Relocalized

Relocalized 2013-02-06T14:54:38+00:00

Oakland. The city of my birth. The city where my daughter was born. The city where my mother was born. Her mother was born one city over in Berkeley. If any place is really my “home” on this planet, this must be it. And yet, I’ve struggled with this place. I leave it quickly and come back only under duress. My friends point out that I seem to be happy here, and they wonder why I’m so anxious to go. It’s not hard to explain. There’s too much history. And the Bay Area isn’t the place I grew up any more, anyway, I tell them. It’s changed.

But now I’m back.

Again.

About a year ago I was drawn down here from Washington state by a combination of events that would have made a fantastic mythic tale. There were coyotes involved, and then eagles, and finally hummingbirds. There were mountains in the tale, including one scary mountain in particular that white men call Devil. There was a family mystery and a coming of age. While I was here my life was transformed. Ideas I’d dreamed up about work and education became real. I was invited to speak in Paris! And then I left here with the tale unfinished.

I was warned that I’d have to come back.

I really didn’t want to.

Maker Faire San Francisco 2012I am an unabashed evangelist of a certain sort of optimism that says that we can create a better world for ourselves and our children by relocalizing ourselves. We need to do more things in community and rely less on the outside world. That doesn’t mean that we shouldn’t have trade, or that any group of people needs to be self-sufficient. There’s a difference between thinking that you can do it all on your own and realizing that you can do a lot more of it close to home.
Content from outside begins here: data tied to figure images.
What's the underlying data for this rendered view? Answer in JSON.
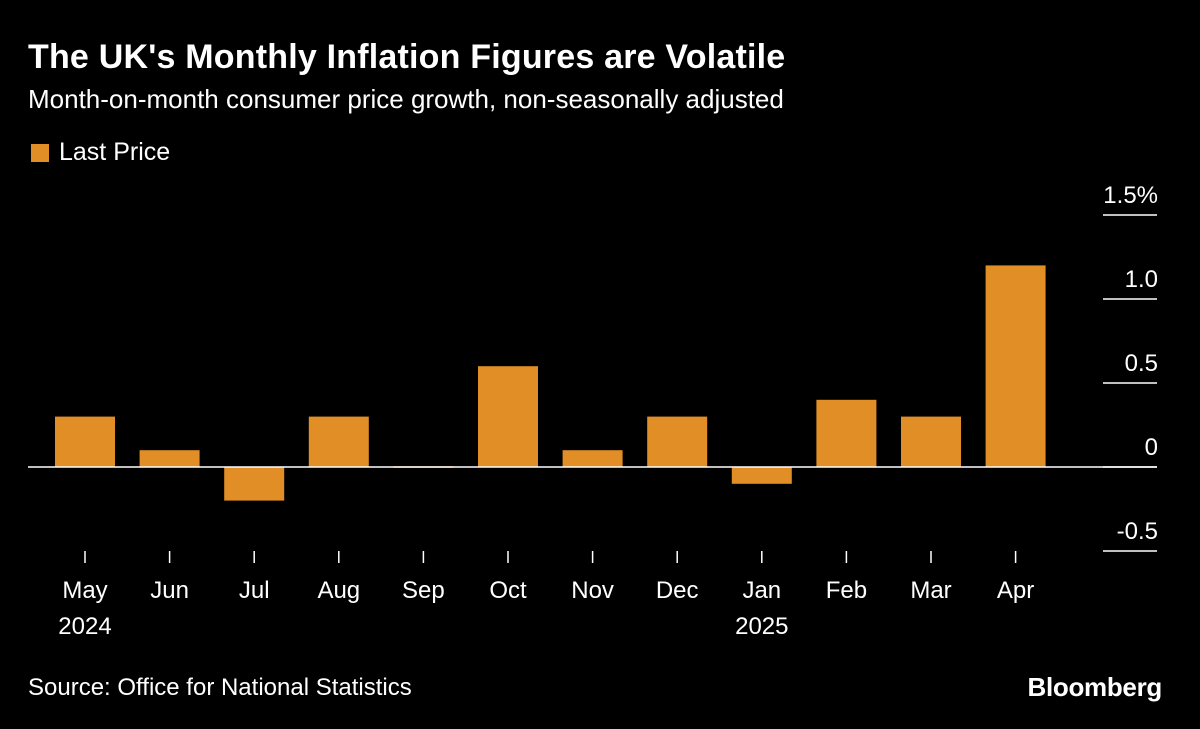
{
  "title": "The UK's Monthly Inflation Figures are Volatile",
  "subtitle": "Month-on-month consumer price growth, non-seasonally adjusted",
  "source": "Source: Office for National Statistics",
  "brand": "Bloomberg",
  "colors": {
    "bar": "#e08e25",
    "background": "#000000",
    "text": "#ffffff",
    "gridline": "#ffffff"
  },
  "chart_data": {
    "type": "bar",
    "title": "The UK's Monthly Inflation Figures are Volatile",
    "subtitle": "Month-on-month consumer price growth, non-seasonally adjusted",
    "legend": [
      "Last Price"
    ],
    "legend_position": "top-left",
    "categories": [
      "May",
      "Jun",
      "Jul",
      "Aug",
      "Sep",
      "Oct",
      "Nov",
      "Dec",
      "Jan",
      "Feb",
      "Mar",
      "Apr"
    ],
    "year_labels": [
      {
        "category": "May",
        "label": "2024"
      },
      {
        "category": "Jan",
        "label": "2025"
      }
    ],
    "series": [
      {
        "name": "Last Price",
        "values": [
          0.3,
          0.1,
          -0.2,
          0.3,
          0.0,
          0.6,
          0.1,
          0.3,
          -0.1,
          0.4,
          0.3,
          1.2
        ]
      }
    ],
    "ylim": [
      -0.5,
      1.5
    ],
    "yticks": [
      -0.5,
      0,
      0.5,
      1.0,
      1.5
    ],
    "ytick_labels": [
      "-0.5",
      "0",
      "0.5",
      "1.0",
      "1.5%"
    ],
    "y_axis_side": "right",
    "xlabel": "",
    "ylabel": ""
  }
}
I believe that we can build this better world through acts of kindness, through acts of permaculture, and through acts of creative making. I believe that we can leverage the power of tools that were created through thoughtless growth and consumerism to change our society’s focus to a kind of degrowth and realistic ecological thinking. There are many places where communities who think like me can be found. Detroit. Tel Aviv. Seattle. London. Paris. But Oakland is the the place where my atoms first came together, where my cells first split, where I first stuck my hands in the dirt and cried, “Dirty! Wash me, Daddy!!”
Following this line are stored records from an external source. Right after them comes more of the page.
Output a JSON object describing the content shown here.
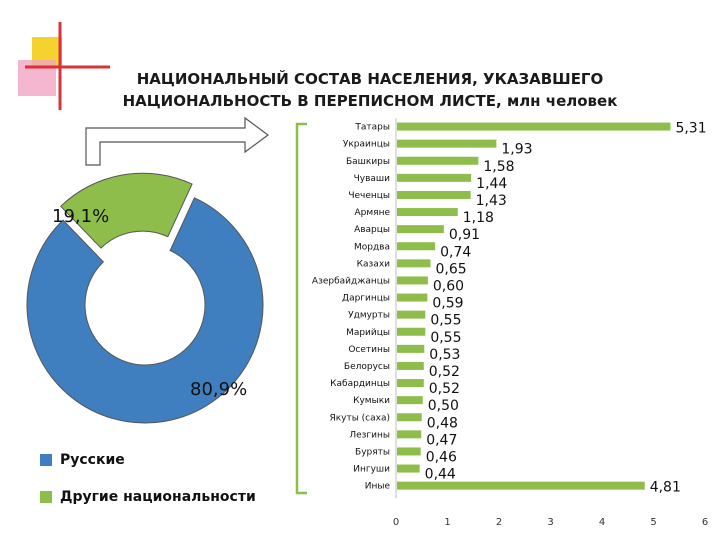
{
  "title_line1": "НАЦИОНАЛЬНЫЙ СОСТАВ НАСЕЛЕНИЯ, УКАЗАВШЕГО",
  "title_line2": "НАЦИОНАЛЬНОСТЬ В ПЕРЕПИСНОМ ЛИСТЕ,",
  "title_unit": "млн человек",
  "colors": {
    "blue": "#3f7fbf",
    "green": "#8ebd4b",
    "axis": "#bfbfbf",
    "decor_yellow": "#f5d22e",
    "decor_red": "#d9323a",
    "decor_pink": "#f2a5c3"
  },
  "chart_data": [
    {
      "type": "pie",
      "variant": "donut",
      "slices": [
        {
          "name": "Русские",
          "value": 80.9,
          "label": "80,9%",
          "color": "#3f7fbf"
        },
        {
          "name": "Другие национальности",
          "value": 19.1,
          "label": "19,1%",
          "color": "#8ebd4b",
          "exploded": true
        }
      ],
      "legend_position": "bottom-left"
    },
    {
      "type": "bar",
      "orientation": "horizontal",
      "categories": [
        "Татары",
        "Украинцы",
        "Башкиры",
        "Чуваши",
        "Чеченцы",
        "Армяне",
        "Аварцы",
        "Мордва",
        "Казахи",
        "Азербайджанцы",
        "Даргинцы",
        "Удмурты",
        "Марийцы",
        "Осетины",
        "Белорусы",
        "Кабардинцы",
        "Кумыки",
        "Якуты (саха)",
        "Лезгины",
        "Буряты",
        "Ингуши",
        "Иные"
      ],
      "values": [
        5.31,
        1.93,
        1.58,
        1.44,
        1.43,
        1.18,
        0.91,
        0.74,
        0.65,
        0.6,
        0.59,
        0.55,
        0.55,
        0.53,
        0.52,
        0.52,
        0.5,
        0.48,
        0.47,
        0.46,
        0.44,
        4.81
      ],
      "labels": [
        "5,31",
        "1,93",
        "1,58",
        "1,44",
        "1,43",
        "1,18",
        "0,91",
        "0,74",
        "0,65",
        "0,60",
        "0,59",
        "0,55",
        "0,55",
        "0,53",
        "0,52",
        "0,52",
        "0,50",
        "0,48",
        "0,47",
        "0,46",
        "0,44",
        "4,81"
      ],
      "xlim": [
        0,
        6
      ],
      "xticks": [
        "0",
        "1",
        "2",
        "3",
        "4",
        "5",
        "6"
      ],
      "grid": false,
      "color": "#8ebd4b"
    }
  ]
}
Alas, no one would have expected me to grow up and join a CSA where part of the commitment was 8 hours a month of farm work, but I did. And now I’m sitting in a friend’s living room realizing that I do have a lot of work to do here.

This community is vibrant. From the depths of the ghetto new paths are are being built. From the midst of a city with gun problems, gang violence and a stark gap between the rich and the poor, the immigrants and the 5th generation mothers and fathers of all colors are rising up. And I realize, I should come to grips with my history or let it go, roll up my sleeves and do what’s needed right here at home.